Ryzhikov, Kud-Sverchkov and Rubins plan to spend six months aboard the space station, greeting two SpaceX Crew Dragon crews before heading back to Earth around May 1.
Kud-Sverchkov is the only rookie on the Soyuz crew. Ryzhikov spent 173 days aboard the station in 2016-17 and Rubins, who holds a Ph.D. in cancer biology from Stanford University, spent 115 days aboard the lab in 2016 during a mission that overlapped Ryzhikov’s stay.
She completed two spacewalks, including one to finish installing a docking port that will be used by visiting SpaceX and Boeing spacecraft, logging 12 hours and 46 minutes outside the station.
While she will not be investigating COVID-19 during her second station expedition, Rubins will bring her expertise to bear with a wide variety of research and experiments.
“We’re not researching coronavirus specifically on station, that needs to be handled in high biosafety level labs on Earth,” she said. “But we are looking at things like microbes in our environment, how we interact with those microbes, whether they’re pathogenic or beneficial.
The “space station is an incredible place to study that, because it’s isolated. ISS is sort of the ultimate quarantine. We’re very interested in what happens with humans and their microbiome environment when we are living off of the planet. And we have been for almost 20 years now. I think that’s going to be an incredibly exciting area of research.”
Rubins, Ryzhikov and Kud-Sverchkov will have one week to get up to speed on station operations before Cassidy, Ivanishin and Vagner undock and return to Earth aboard their Soyuz MS-62/16S spacecraft to close out a 196-day mission.

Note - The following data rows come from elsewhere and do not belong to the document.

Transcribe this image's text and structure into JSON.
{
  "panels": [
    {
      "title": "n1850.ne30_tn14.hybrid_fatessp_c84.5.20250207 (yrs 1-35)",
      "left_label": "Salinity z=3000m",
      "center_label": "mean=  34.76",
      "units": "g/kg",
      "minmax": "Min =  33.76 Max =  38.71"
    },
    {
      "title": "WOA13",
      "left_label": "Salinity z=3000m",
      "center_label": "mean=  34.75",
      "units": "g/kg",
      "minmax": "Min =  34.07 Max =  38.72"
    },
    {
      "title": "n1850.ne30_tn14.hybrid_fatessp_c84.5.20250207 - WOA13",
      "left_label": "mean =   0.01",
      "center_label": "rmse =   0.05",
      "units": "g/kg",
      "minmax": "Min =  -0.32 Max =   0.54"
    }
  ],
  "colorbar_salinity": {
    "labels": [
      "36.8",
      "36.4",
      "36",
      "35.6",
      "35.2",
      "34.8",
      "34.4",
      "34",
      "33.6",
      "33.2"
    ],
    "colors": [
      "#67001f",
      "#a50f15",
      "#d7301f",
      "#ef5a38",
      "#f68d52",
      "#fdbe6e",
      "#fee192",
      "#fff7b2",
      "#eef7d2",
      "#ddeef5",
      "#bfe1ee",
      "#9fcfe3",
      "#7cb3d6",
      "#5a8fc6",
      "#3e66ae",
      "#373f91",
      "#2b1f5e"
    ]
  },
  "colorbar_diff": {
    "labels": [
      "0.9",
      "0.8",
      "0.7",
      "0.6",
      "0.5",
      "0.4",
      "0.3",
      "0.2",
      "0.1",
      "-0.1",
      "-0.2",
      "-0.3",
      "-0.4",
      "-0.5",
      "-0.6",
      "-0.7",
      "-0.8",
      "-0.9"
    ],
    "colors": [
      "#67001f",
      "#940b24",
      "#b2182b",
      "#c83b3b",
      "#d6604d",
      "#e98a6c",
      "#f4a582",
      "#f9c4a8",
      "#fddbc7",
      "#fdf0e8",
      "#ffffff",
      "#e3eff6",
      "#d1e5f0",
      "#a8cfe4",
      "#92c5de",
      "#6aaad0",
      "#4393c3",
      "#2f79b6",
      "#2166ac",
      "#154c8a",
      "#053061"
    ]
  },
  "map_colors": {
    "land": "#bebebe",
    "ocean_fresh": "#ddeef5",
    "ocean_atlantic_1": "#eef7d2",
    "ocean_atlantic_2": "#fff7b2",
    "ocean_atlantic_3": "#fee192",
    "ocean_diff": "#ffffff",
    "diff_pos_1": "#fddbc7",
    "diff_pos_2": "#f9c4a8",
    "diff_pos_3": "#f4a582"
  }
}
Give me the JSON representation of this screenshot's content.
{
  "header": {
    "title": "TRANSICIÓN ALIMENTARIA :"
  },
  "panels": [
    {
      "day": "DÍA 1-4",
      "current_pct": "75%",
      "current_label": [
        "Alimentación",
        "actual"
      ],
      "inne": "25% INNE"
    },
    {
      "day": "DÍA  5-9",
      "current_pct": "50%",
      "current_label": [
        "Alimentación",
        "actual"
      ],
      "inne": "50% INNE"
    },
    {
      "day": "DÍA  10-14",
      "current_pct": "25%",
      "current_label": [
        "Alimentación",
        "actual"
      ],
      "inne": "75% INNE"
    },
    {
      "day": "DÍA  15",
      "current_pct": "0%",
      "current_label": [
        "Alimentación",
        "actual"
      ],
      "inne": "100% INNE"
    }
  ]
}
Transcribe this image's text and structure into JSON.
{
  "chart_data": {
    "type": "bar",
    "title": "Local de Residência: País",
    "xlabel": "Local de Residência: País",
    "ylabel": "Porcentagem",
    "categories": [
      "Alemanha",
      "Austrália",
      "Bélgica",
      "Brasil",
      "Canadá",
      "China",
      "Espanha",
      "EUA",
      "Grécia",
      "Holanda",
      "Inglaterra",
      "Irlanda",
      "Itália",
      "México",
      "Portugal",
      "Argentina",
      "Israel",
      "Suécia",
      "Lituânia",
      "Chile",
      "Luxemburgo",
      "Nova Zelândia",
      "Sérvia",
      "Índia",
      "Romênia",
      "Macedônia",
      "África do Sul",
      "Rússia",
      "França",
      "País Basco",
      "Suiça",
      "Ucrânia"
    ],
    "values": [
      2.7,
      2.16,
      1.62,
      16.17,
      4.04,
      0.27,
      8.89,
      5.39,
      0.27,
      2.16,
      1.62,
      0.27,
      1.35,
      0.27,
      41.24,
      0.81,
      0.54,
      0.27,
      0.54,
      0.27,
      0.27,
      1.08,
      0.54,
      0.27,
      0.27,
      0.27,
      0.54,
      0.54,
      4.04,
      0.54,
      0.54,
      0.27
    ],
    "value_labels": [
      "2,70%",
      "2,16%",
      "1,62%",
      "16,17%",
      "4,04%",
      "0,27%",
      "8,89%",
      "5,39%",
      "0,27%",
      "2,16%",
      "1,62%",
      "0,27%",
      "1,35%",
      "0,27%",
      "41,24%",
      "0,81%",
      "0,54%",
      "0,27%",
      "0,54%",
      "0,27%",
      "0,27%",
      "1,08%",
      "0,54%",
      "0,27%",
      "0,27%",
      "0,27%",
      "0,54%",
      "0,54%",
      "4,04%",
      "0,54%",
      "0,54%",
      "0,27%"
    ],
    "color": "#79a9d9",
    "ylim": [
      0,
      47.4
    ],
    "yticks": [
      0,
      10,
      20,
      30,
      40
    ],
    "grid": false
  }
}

Landing on the steppe of Kazakhstan near the town of Dzhezkazgan is planned for Oct. 21 (U.S. time).
Cassidy, a former Navy SEAL, will have logged 378 days in space during three missions while Ivanishin’s total will stand at 196 days over three flights. Vagner is completing his first flight.
Landing will set the stage for launch of the Crew-1 mission from historic pad 39A at the Kennedy Space Center in early November. On board will be mission commander Michael Hopkins, Victor Glover, Shannon Walker and Japanese astronaut Soichi Noguchi.
Hopkins, Walker and Noguchi, who flew on the space shuttle as well as a Soyuz, are spaceflight veterans while Glover is making his first flight to space. Like Rubins, they plan to spend about six months aboard the station, handing off to an other SpaceX Crew Dragon crew next April.
“I’m really excited to be able to greet Crew-1 when they come across the hatch,” Rubins said. “They’re going to be getting there pretty quickly after I arrive, and it’s going to be incredible to have our station complement grow to a total crew of seven.
“There’s a certain amount of time every week we have to devote to just maintaining the space station, keeping the equipment running, keeping our life support going,” she said. “When we have additional crew members on board, we can get that much more science done.”